The principal cause of these extraordinary cost increases is the severe housing regulation pervading Australia. Urban consolidation policies stingily limit building on developable land around the cities, forcing most new construction into the existing urban footprint. Landowners within buildable areas know this and, being human beings, seek the highest price possible in the rigged sellers market established by government. If development were allowed on the urban fringe, competition between land owners would make houses more affordable.


Repealing the Great Australian Dream


Before urban consolidation, houses were built on quarter acre blocks on or beyond urban fringes. The Great Australian Dream was also built, along with cities among the most livable in the world and an affluent middle class with few international peers. If urban consolidation had been in place in the decades following World War II, the "Great Australian Dream" would have largely not emerged.


Apologists for the housing unaffordability make comparisons to nations similarly regulated, where prices have been driven sky high. They point to Australia’s high growth rate and claim that this higher demand drives prices up. However, demand does not increase prices unless supply is constrained. And, land supply has been constrained with a vengeance. It is virtually illegal to develop cheap land on the urban fringe.


A tale of four cities


The devastating impact on housing affordability can be shown by comparing metropolitan areas that regulate land similar to the abandoned model that produced the Great Australian Dream. The American metropolitan areas of Dallas-Fort Worth and Atlanta are compared to Sydney and Melbourne.


In 1981, Sydney and Dallas-Fort Worth were approximately the same population. Dallas-Fort Worth has grown much faster and is now nearly 50 per cent larger than Sydney. In 1981, Melbourne was larger than Atlanta. Atlanta has also grown faster and is approximately 50 per cent larger than Melbourne and more than a quarter larger than Sydney (see Figure 1 below).



Obviously, the demand for housing was greater in the much faster growing markets of Dallas-Fort Worth and Atlanta than in Sydney and Melbourne. Yet house prices did not rise relative to incomes, because the planning systems permitted development on cheap land. In 1981, the median multiple in Dallas-Fort Worth was 3.5. By 2008, it had dropped to 2.7. Atlanta had a median multiple of 2.6 in 1981 and it remained 2.6 in 2008. Moreover, these and other liberally regulated metropolitan areas missed the housing bubble.
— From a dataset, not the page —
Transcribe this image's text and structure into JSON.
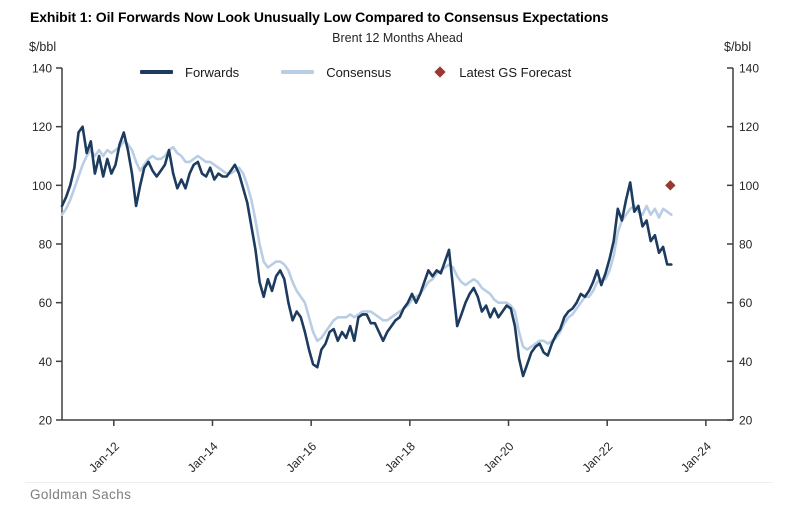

By comparison, housing affordability deteriorated in Melbourne, from a median multiple of 2.9 in 1981to 7.1 in 2008. Sydney, with its earlier excessive regulation, had a median multiple of 4.9 in 1981, but worsened to 8.3 by 2008 (Figure 2).



Indeed, Dallas-Fort Worth and Atlanta have grown more than all Australia’s capital cities combined since 1981 (population and urban footprint). Yet, sufficient new infrastructure was provided and taxes remained low by national standards. City planning orthodoxy in Australia says this is impossible. Finally, even with more people and land area, Dallas-Fort Worth and Atlanta have average work trip travel times less than Sydney.


Depth of the problem


Australia may have missed the Great Recession, but its housing affordability remains abysmal. A recent Bank West report (PDF 1.71MB) found that only 5 to 20 per cent of key workers could afford the median priced house in capital cities (nurses, teachers, police officers, fire fighters and ambulance workers). The irony is not lost on RBA Governor Glenn Stevens who wisely observed in a recent Melbourne conference that, "It’s a question of how is it, in a country this big in area and this small in numbers of people, we can’t manage to make the marginal price of a dwelling lower than it is".


Clearly something needs to be done. Luck is running out for the next generation of Australians. They will have to pay much more of their income for housing than their parents. This will mean that they will have less to spend on consumer goods and, as a result, fewer jobs will be created. As a result, the next generation is not likely to live as well as their parents.